Hawaii Electric President and CEO Shelee Kimura said in her written testimony an early morning fire on Aug. 8 appears to have been caused by downed power lines that fell during high winds.
“The fire department later determined it had been “extinguished” and left the scene in the early afternoon,” Kimura said. “At about 3 p.m., a time when all of Hawaiian Electric’s power lines in West Maui had been de-energized for more than six hours, a second fire, the ‘Afternoon Fire,’ began in the same area. The cause of this Afternoon Fire that devastated Lahaina has not been determined.”
Maui County officials are suing Hawaiian Electric, saying they did not shut off the power grid on Aug. 7 despite a red flag warning from the National Weather Service. That led to downed power lines that ignited dry grass that contributed to the fires, Maui officials said.

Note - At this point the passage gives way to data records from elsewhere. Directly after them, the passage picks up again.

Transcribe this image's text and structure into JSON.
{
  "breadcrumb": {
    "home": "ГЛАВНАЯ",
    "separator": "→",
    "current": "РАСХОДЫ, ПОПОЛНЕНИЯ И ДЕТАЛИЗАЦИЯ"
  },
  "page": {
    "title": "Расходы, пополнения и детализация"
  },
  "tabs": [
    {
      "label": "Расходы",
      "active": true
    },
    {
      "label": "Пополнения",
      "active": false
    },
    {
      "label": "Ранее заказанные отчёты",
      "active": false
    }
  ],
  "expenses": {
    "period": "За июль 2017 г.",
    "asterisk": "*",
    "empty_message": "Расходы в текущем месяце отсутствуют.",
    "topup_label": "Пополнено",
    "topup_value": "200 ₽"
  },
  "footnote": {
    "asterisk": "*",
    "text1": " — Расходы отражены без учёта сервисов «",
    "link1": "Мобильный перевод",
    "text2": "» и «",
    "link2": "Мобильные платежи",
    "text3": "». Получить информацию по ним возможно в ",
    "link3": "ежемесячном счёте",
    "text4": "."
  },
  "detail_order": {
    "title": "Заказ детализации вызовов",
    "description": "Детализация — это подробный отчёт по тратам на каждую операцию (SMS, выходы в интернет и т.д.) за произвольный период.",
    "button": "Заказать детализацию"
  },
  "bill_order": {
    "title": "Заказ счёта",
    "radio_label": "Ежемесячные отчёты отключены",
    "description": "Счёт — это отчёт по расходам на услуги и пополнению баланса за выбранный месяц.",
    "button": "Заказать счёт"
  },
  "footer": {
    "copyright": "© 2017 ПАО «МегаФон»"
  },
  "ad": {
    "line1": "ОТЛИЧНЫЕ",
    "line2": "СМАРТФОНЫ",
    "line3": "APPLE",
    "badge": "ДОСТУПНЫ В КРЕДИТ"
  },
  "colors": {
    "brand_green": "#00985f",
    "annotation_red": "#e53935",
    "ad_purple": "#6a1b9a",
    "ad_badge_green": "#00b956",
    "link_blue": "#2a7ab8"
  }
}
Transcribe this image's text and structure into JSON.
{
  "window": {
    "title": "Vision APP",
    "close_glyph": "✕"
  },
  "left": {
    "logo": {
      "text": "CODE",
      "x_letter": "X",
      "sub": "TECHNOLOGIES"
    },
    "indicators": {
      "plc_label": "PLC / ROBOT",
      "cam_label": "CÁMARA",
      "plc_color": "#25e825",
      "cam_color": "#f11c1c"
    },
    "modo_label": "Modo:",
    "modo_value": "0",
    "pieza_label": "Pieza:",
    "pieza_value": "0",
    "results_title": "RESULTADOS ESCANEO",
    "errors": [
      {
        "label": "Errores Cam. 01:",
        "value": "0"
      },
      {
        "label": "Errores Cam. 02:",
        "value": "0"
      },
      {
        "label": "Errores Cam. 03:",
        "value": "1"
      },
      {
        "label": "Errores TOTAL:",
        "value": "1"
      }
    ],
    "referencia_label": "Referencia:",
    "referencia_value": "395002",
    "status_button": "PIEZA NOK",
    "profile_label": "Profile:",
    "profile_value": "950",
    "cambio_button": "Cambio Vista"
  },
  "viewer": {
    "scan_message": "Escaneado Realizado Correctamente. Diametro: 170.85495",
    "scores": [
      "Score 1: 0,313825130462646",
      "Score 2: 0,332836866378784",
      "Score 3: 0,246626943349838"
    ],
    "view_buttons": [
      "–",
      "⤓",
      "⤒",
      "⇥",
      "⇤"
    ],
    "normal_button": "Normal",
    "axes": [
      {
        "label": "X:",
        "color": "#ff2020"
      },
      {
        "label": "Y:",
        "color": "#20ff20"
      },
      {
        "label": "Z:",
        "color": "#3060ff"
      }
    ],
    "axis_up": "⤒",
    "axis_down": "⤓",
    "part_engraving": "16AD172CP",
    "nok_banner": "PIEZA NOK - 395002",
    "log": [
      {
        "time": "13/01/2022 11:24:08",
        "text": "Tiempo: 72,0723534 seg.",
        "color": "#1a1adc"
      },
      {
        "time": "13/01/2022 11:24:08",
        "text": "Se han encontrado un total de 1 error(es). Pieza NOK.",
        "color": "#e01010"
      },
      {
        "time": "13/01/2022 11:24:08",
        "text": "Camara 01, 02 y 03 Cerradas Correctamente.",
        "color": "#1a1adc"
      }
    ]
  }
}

Hawaiian Electric was aware of the warnings, Kimura told lawmakers. The wind gusts were estimated to be at 60 miles per hour but were later upgraded to 80 miles per hour. Kimura said she didn’t know when utility officials knew the winds had worsened.
Shutting down the power grids was not part of the company’s protocol, which was created in 2019, she said. The company is reexamining its protocols, she told committee members.
Tokuda and other lawmakers said they are concerned about the effects a possible government shutdown could have on Maui relief efforts. The U.S. House has until Saturday at midnight to reach an agreement.
The Biden administration released a statement Thursday saying 2,000 recovery efforts would be jeopardized if government funding doesn’t continue. That includes 12 relief efforts in Hawaii.
“There are many unanswered questions, but we must remain focused on the most important and immediate question: how we keep the help coming to Maui,” Tokuda said. “We can’t afford a government shutdown.”